Par notre correspondant spécial à Paris – Paris, 5 avril 2025
C’est un séisme judiciaire qui secoue l’ancienne élite politique gabonaise et ébranle les fondations d’un système longtemps protégé par les non-dits diplomatiques. Le 28 mars dernier, le juge d’instruction financier chargé depuis 2010 du tentaculaire dossier des « biens mal acquis » a clos son enquête. Une information confirmée ce vendredi 4 avril par des sources proches du dossier, citées par l’AFP et rencontrés par nos correspondants à Paris . Le Parquet national financier (PNF) doit désormais prendre ses réquisitions. Puis viendra la décision ultime : un procès retentissant ou un non-lieu.
Dans les arcanes de la justice parisienne, l’affaire fait figure de monument. Vingt-quatre mises en examen, dont onze enfants du défunt président Omar Bongo Ondimba – emblématiques d’une dynastie qui aura régné sans partage sur le Gabon pendant plus de cinq décennies. Parmi eux : Pascaline Bongo, longtemps perçue comme la gardienne de l’héritage paternel, mais aussi des personnalités inattendues, comme l’ex-Miss France Sonia Rolland, un notaire parisien, un avocat, et même la puissante BNP Paribas.
Des millions et des secrets

Le cœur du scandale ? Un patrimoine immobilier d’une valeur estimée à 85 millions d’euros, soupçonné d’avoir été acquis frauduleusement grâce aux circuits opaques de la « Françafrique ». Des appartements cossus à Paris, des villas en Provence, des résidences de rêve sur la Côte d’Azur… autant de symboles du luxe que la justice française a méthodiquement saisis – pour un total évalué à 70 millions d’euros fin 2023.
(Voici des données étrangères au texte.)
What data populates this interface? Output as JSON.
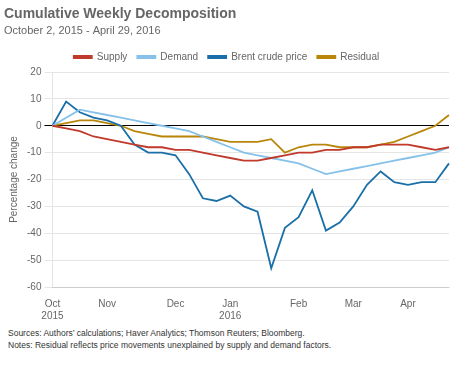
{
  "chart_data": {
    "type": "line",
    "title": "Cumulative Weekly Decomposition",
    "subtitle": "October 2, 2015 - April 29, 2016",
    "ylabel": "Percentage change",
    "annotations": [
      "Sources: Authors’ calculations; Haver Analytics; Thomson Reuters; Bloomberg.",
      "Notes: Residual reflects price movements unexplained by supply and demand factors."
    ],
    "categories": [
      "Oct\n2015",
      null,
      null,
      null,
      "Nov",
      null,
      null,
      null,
      null,
      "Dec",
      null,
      null,
      null,
      "Jan\n2016",
      null,
      null,
      null,
      null,
      "Feb",
      null,
      null,
      null,
      "Mar",
      null,
      null,
      null,
      "Apr",
      null,
      null,
      null
    ],
    "series": [
      {
        "name": "Supply",
        "color": "#c0392b",
        "values": [
          0,
          -1,
          -2,
          -4,
          -5,
          -6,
          -7,
          -8,
          -8,
          -9,
          -9,
          -10,
          -11,
          -12,
          -13,
          -13,
          -12,
          -11,
          -10,
          -10,
          -9,
          -9,
          -8,
          -8,
          -7,
          -7,
          -7,
          -8,
          -9,
          -8
        ]
      },
      {
        "name": "Demand",
        "color": "#85c1e9",
        "values": [
          0,
          3,
          6,
          5,
          4,
          3,
          2,
          1,
          0,
          -1,
          -2,
          -4,
          -6,
          -8,
          -10,
          -11,
          -12,
          -13,
          -14,
          -16,
          -18,
          -17,
          -16,
          -15,
          -14,
          -13,
          -12,
          -11,
          -10,
          -8
        ]
      },
      {
        "name": "Brent crude price",
        "color": "#1a6fa8",
        "values": [
          0,
          9,
          5,
          3,
          2,
          0,
          -7,
          -10,
          -10,
          -11,
          -18,
          -27,
          -28,
          -26,
          -30,
          -32,
          -53,
          -38,
          -34,
          -24,
          -39,
          -36,
          -30,
          -22,
          -17,
          -21,
          -22,
          -21,
          -21,
          -14
        ]
      },
      {
        "name": "Residual",
        "color": "#b8860b",
        "values": [
          0,
          1,
          2,
          2,
          1,
          0,
          -2,
          -3,
          -4,
          -4,
          -4,
          -4,
          -5,
          -6,
          -6,
          -6,
          -5,
          -10,
          -8,
          -7,
          -7,
          -8,
          -8,
          -8,
          -7,
          -6,
          -4,
          -2,
          0,
          4
        ]
      }
    ],
    "ylim": [
      -60,
      20
    ],
    "yticks": [
      -60,
      -50,
      -40,
      -30,
      -20,
      -10,
      0,
      10,
      20
    ],
    "grid": true,
    "legend": "top"
  }
}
Derrière ces façades en pierre haussmannienne, se cache un système qui aurait permis le siphonnage de fonds publics gabonais pour enrichir une poignée de privilégiés. En défense, plusieurs membres de la famille Bongo évoquent leur ignorance ou leur jeunesse au moment des acquisitions. Un des mis en cause est aujourd’hui décédé, tandis qu’Ali Bongo, renversé en août 2023 , reste à ce jour hors de la liste des inculpés. Mais pour combien de temps encore ?
L’État gabonais réclame justice

C’est l’un des paradoxes majeurs de cette affaire : l’État gabonais, autrefois représenté par ceux-là mêmes aujourd’hui dans le viseur de la justice, s’est constitué partie civile. Une posture nouvelle, rendue possible par le changement de régime intervenu le 30 août 2023, lorsque les militaires du CTRI ont mis fin à la présidence d’Ali Bongo Ondimba.
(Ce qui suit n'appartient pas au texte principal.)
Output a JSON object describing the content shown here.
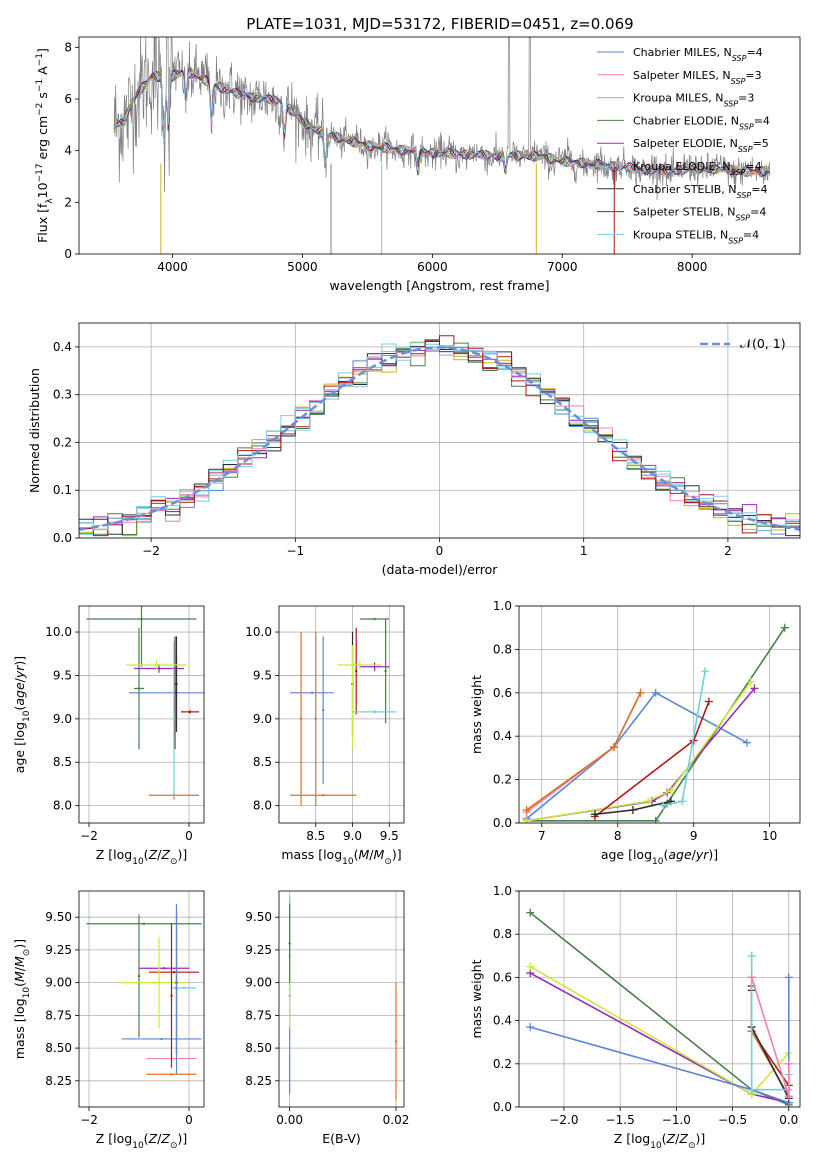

Le Gabon de la transition veut tourner la page d’un demi-siècle de prédation. Et ce dossier judiciaire pourrait devenir le symbole d’une reconquête de la souveraineté et de la transparence. Mais aussi, dans les chancelleries africaines, un précédent redouté pour d’autres baronnies en sommeil.
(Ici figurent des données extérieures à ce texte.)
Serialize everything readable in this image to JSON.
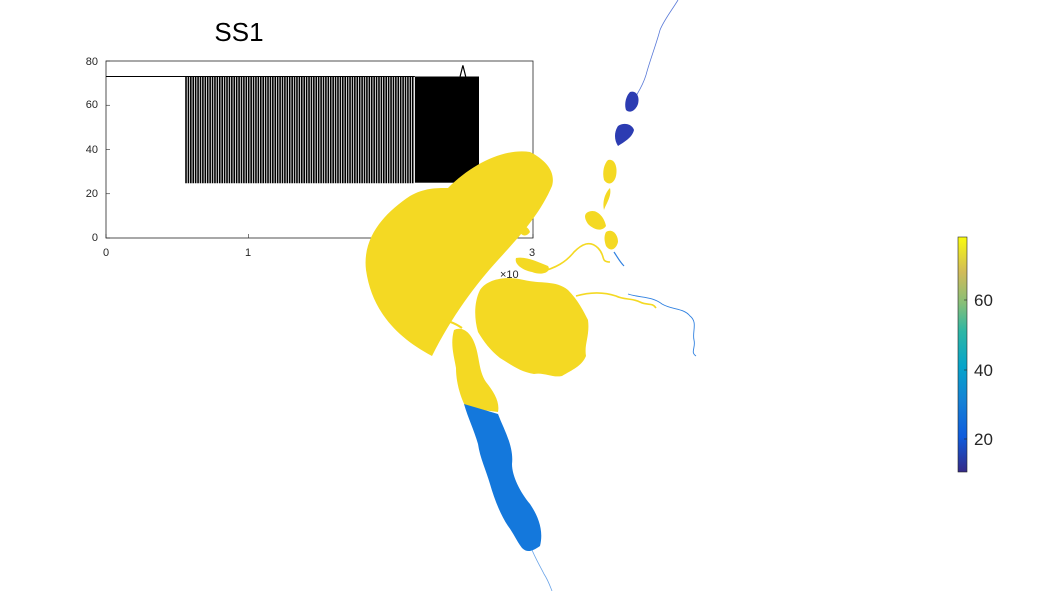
{
  "chart_data": [
    {
      "type": "line",
      "title": "SS1",
      "xlabel": "",
      "ylabel": "",
      "xlim": [
        0,
        3
      ],
      "ylim": [
        0,
        80
      ],
      "x_ticks": [
        "0",
        "1",
        "3"
      ],
      "y_ticks": [
        "0",
        "20",
        "40",
        "60",
        "80"
      ],
      "x_exponent_label": "×10",
      "grid": false,
      "series": [
        {
          "segments": [
            {
              "x_start": 0.0,
              "x_end": 0.56,
              "pattern": "flat",
              "value": 73
            },
            {
              "x_start": 0.56,
              "x_end": 2.17,
              "pattern": "oscillating",
              "low": 25,
              "high": 73,
              "cycles": 95
            },
            {
              "x_start": 2.17,
              "x_end": 2.62,
              "pattern": "dense",
              "low": 25,
              "high": 73,
              "spike": 78
            }
          ]
        }
      ]
    },
    {
      "type": "heatmap",
      "title": "",
      "colorbar": {
        "ticks": [
          "20",
          "40",
          "60"
        ],
        "range": [
          10,
          79
        ],
        "colormap": "parula"
      },
      "regions": [
        {
          "value": 79,
          "color": "#f4d923"
        },
        {
          "value": 22,
          "color": "#1478dc"
        },
        {
          "value": 12,
          "color": "#2c3cb2"
        }
      ]
    }
  ]
}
Une Françafrique sous perfusion judiciaire

Ce procès – s’il a lieu – ne serait pas simplement celui des Bongo. Il mettrait en lumière les complices français d’un système de corruption endémique, jadis nourri par les deals pétroliers, les faveurs politiques, les valises de cash et les silences bien rémunérés. L’affaire Elf n’est jamais bien loin, comme une ombre persistante derrière chaque immeuble saisi.
Le glas a-t-il sonné pour les héritiers de la Françafrique ? La fin des investigations marque en tout cas une étape décisive. Et si la justice confirme la tenue d’un procès, ce sera bien plus qu’une audience : ce sera l’histoire d’une dynastie jugée là où elle croyait être invulnérable.